Astigmatisme mencegah berkas cahaya jatuh sebagai suatu fokus titik di retina karena
perbedaan derajat refraksi di berbagai meridian kornea atau lensa kristalina.

Gambar : Perbedaan mata normal dan astigmatisme

Epidemiologi
Prevalensi global kelainan refraksi diperkirakan sekitar 800 juta sampai 2,3 milyar. Di
Indonesia prevalensi kelainan refraksi menempati urutan pertama pada penyakit mata. Kasus
kelainan refraksi dari tahun ke tahun terus mengalami peningkatan. Ditemukan jumlah
penderita kelainan refraksi di Indonesia hampir 25% populasi penduduk atau sekitar 55 juta
jiwa.
Menurut Maths Abrahamsson dan Johan Sjostrand tahun 2003, angka kejadian
astigmat bervariasi antara 30%-70%.

Etiologi

Etiologi kelainan astigmatisme adalah sebagai berikut:


1. Adanya kelainan kornea dimana permukaan luar kornea tidak teratur. Media refrakta
yang memiliki kesalahan pembiasan yang paling besar adalah kornea, yaitu mencapai
80% s/d 90% dari astigmatismus, sedangkan media lainnya adalah lensa kristalin.
Kesalahan pembiasan pada kornea ini terjadi karena perubahan lengkung kornea
dengan tanpa pemendekan atau pemanjangan diameter anterior posterior bolamata.
Perubahan lengkung permukaan kornea ini terjadi karena kelainan kongenital,
kecelakaan, luka atau parut di kornea, peradangan kornea serta akibat pembedahan
kornea.
2. Adanya kelainan pada lensa dimana terjadi kekeruhan pada lensa.

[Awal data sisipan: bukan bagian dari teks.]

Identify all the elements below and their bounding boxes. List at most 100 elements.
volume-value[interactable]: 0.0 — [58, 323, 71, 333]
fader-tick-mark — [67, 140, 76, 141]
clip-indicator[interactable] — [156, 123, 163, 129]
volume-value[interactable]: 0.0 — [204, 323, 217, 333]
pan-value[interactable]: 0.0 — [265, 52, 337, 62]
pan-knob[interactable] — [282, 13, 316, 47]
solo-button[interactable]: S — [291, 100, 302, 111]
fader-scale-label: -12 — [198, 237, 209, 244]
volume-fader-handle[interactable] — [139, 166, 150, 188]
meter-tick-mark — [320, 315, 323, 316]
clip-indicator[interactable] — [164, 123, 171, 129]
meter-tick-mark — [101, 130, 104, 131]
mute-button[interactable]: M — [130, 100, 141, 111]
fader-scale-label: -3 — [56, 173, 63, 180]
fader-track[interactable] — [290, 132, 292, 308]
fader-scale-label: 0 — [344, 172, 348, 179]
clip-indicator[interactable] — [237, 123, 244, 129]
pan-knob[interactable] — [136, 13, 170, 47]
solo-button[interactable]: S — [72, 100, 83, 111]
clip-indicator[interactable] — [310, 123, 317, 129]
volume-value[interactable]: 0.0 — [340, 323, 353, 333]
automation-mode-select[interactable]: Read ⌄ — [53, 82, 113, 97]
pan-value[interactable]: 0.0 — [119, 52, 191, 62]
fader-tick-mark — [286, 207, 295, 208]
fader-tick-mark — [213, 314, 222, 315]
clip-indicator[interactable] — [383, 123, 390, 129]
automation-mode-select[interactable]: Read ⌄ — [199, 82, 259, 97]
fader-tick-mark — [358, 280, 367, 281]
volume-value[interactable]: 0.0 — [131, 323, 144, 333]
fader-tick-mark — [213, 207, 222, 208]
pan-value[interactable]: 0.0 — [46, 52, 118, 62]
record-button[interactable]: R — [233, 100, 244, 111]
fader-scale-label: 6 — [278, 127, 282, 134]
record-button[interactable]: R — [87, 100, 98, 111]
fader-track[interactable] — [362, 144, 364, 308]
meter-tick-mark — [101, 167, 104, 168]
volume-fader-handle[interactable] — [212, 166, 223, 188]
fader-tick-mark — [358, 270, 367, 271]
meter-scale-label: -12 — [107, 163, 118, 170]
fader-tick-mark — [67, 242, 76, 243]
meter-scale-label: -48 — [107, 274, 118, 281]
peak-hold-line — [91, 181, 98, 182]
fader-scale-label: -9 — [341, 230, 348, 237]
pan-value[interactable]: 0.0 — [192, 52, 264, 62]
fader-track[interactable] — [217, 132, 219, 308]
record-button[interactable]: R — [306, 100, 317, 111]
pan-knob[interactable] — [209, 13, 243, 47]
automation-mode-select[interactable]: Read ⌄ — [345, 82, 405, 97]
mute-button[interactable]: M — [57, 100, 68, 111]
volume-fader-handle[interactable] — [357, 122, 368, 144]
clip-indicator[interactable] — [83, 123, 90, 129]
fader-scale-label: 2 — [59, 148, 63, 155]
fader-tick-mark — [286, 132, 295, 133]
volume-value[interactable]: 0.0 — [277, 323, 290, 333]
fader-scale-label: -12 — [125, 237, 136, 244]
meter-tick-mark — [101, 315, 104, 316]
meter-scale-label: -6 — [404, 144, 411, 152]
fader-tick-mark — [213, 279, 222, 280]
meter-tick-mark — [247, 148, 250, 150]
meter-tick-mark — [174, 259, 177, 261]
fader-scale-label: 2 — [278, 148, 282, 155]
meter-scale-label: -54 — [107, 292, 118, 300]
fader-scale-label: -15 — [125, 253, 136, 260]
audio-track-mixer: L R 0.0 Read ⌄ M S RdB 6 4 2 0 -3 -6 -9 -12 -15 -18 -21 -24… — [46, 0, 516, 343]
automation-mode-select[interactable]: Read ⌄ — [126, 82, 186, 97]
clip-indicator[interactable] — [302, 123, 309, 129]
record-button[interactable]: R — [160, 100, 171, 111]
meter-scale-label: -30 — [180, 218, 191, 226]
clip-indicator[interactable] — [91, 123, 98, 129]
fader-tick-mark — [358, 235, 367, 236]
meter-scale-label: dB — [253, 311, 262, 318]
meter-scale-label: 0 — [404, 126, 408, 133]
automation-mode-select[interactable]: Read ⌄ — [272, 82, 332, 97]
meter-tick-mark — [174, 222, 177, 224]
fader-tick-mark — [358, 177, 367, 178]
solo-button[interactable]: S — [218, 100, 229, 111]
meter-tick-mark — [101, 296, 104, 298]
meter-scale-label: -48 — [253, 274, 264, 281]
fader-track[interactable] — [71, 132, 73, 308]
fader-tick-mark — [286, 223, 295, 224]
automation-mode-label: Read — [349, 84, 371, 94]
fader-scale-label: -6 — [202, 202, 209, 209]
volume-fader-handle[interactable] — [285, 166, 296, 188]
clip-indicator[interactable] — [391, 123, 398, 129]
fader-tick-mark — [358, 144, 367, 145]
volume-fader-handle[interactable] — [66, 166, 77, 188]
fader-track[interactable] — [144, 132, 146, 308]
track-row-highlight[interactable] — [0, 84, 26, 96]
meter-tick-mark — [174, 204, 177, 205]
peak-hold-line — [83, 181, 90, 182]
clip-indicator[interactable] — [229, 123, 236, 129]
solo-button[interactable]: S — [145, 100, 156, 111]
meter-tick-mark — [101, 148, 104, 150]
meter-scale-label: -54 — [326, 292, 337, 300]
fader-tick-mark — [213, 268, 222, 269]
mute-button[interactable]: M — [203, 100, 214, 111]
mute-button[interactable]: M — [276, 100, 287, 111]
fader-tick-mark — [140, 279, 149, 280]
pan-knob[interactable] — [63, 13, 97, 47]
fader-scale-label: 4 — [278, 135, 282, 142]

Semakin bertambah
umur seseorang, maka kekuatan akomodasi lensa kristalin juga semakin berkurang
dan lama kelamaan lensa kristalin akan mengalami kekeruhan yang dapat
menyebabkan astigmatismus.

Klasifikasi

Berdasarkan posisi garis fokus dalam retina Astigmatisme dibagi sebagai berikut:

1) Astigmatisme Reguler
Dimana didapatkan dua titik bias pada sumbu mata karena adanya dua bidang yang
saling tegak lurus pada bidang yang lain sehingga pada salah satu bidang memiliki daya
bias yang lebih kuat dari pada bidang yang lain. Astigmatisme jenis ini, jika mendapat
koreksi lensa cylindris yang tepat, akan bisa menghasilkan tajam penglihatan normal.
Tentunya jika tidak disertai dengan adanya kelainan penglihatan yang lain.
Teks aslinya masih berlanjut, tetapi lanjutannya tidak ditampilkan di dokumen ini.